A new method for grooving front grid line electrode of crystalline silicon solar cell and manufacturing method of the solar cell

Abstract

The invention discloses a novel method for slotting a front grid line electrode of a crystalline silicon solar battery and a manufacturing method of the solar battery. The crystalline silicon solar battery comprises a crystalline silicon P-N knot substrate, a back electrode, a front grid electrode and a reflection reduction layer, wherein the front grid electrode is in ohmic contact with the N zone of the crystalline silicon P-N knot substrate; the reflection reduction layer is positioned on the surface of the N zone of the crystalline silicon P-N knot substrate. The manufacturing method comprises the following steps: washing and texturing, diffusing, manufacturing knots, washing phosphorus, etching, preparing the back electrode, performing silk-screen printing on a front grid line electrode model, preparing the reflection reduction layer, oxidizing and sintering, and electroplating the front grid line electrode. With the combination of a conventional silk-screen printing technique, an emitter electrode can be slotted, the front grid electrode can be electroplated, oxidized and sintered in a photoinduction manner, and the novel method is convenient to combine with industrial production and has the characteristics of simple production process, high efficiency and high photoelectric conversion efficiency.

Description

technical field [0001] The invention relates to a new method for slotting the front grid electrode of a crystalline silicon solar cell and a manufacturing method of the solar cell, in particular to a crystalline silicon solar cell with high conversion efficiency and a manufacturing method thereof. The field of solar technology. Background technique [0002] In 1839, the French scientist Becquerel discovered that light could generate a potential difference between different parts of a semiconductor material. That is "photovoltaic effect". In 1954, American scientists Chapin and Pearson made a practical monocrystalline silicon solar cell for the first time at Bell Laboratories in the United States, giving birth to a practical photovoltaic power generation technology that converts sunlight energy into electrical energy. After more than half a century of technological improvement, crystalline silicon solar cells still account for 80-90% of the solar power generation market. H...

AI Technical Summary

Problems solved by technology

However, the screen printing technology has the following defects: 1. There is a layer of non-conductive glass between the sintered silver grid electrode and silicon, and the contact resistance is very large; 2. The organic matter in the silver paste evaporates during the sintering process, making the silver electrode It is loose and porous, and the volume resistance of silver electrodes is large; 3. The grid lines of screen printing are generally larger than 80 μm, and it is difficult to reduce the line width, and one printing can only produce a line height of less than 25 μm. It will cause the grid line to be further widened, so the aspect ratio is small, and the wider line width reduces the effective working area of ​​the solar cell, so the shadow loss is large; 4. The silver material itself is expensive

Using lithographic slotting requires photolithography, chemical directional etching or mechanical etching slotting to provide a mask for electroplating, chemical plating or light-induced electroplating, although it solves the problem of large contact resistance and bulk in screen printing. The shortcomings of large resistance and large shadow loss, but the process is too complicated, the production cost is too high, and the equipment production efficiency is low, so it has not been widely used in the industry.

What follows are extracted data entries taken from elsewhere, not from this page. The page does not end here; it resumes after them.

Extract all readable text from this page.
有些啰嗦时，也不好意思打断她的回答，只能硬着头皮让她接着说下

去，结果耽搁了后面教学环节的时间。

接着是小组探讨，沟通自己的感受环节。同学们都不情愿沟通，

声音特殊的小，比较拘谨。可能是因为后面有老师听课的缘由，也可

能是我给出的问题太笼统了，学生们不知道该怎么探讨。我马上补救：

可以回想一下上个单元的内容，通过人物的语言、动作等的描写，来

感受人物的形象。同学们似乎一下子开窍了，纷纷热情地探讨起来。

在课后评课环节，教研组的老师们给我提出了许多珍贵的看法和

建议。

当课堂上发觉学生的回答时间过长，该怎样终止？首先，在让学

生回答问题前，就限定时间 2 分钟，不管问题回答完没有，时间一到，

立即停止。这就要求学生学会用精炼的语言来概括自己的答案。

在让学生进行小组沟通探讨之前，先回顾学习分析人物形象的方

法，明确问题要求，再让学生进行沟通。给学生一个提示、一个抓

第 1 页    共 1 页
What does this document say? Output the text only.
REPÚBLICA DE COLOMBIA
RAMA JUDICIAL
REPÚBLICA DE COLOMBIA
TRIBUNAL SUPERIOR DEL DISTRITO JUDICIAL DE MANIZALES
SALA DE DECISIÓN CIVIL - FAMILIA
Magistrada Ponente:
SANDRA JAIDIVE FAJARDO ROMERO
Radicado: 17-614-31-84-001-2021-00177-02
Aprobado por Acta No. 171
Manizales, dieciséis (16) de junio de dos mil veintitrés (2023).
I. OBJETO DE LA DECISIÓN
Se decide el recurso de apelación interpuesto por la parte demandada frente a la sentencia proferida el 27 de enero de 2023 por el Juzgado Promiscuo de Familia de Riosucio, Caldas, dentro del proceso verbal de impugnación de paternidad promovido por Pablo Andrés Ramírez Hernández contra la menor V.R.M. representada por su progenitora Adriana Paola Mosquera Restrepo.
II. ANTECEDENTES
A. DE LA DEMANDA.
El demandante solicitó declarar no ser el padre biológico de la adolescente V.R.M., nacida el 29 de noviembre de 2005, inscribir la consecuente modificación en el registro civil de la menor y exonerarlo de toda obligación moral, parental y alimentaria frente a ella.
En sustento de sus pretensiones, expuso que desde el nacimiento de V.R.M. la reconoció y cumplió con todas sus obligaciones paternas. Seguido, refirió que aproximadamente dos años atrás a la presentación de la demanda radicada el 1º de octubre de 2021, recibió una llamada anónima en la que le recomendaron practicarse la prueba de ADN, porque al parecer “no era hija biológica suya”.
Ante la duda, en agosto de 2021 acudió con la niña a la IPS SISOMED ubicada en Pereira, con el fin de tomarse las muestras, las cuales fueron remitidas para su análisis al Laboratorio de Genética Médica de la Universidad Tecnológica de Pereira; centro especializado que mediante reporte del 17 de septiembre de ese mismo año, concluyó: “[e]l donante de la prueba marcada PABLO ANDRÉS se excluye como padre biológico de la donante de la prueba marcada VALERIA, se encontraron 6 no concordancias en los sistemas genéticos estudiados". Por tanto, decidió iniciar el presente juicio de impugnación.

[0005]In short, the existing solar cell production technology is difficult to overcome the shortcomings of large contact resistance, large volume resistance, large shadow loss, high cost, and complicated production process. The substrate only relies on high-temperature sintering to form an insulating glass body to maintain contact. Under vibration or long-term exposure to sunlight, due to lattice mismatch, it is easy to cause metal grid lines to delaminate and cause poor contact, which affects the capture of photogenerated electrons and affects the conversion efficiency of solar cells.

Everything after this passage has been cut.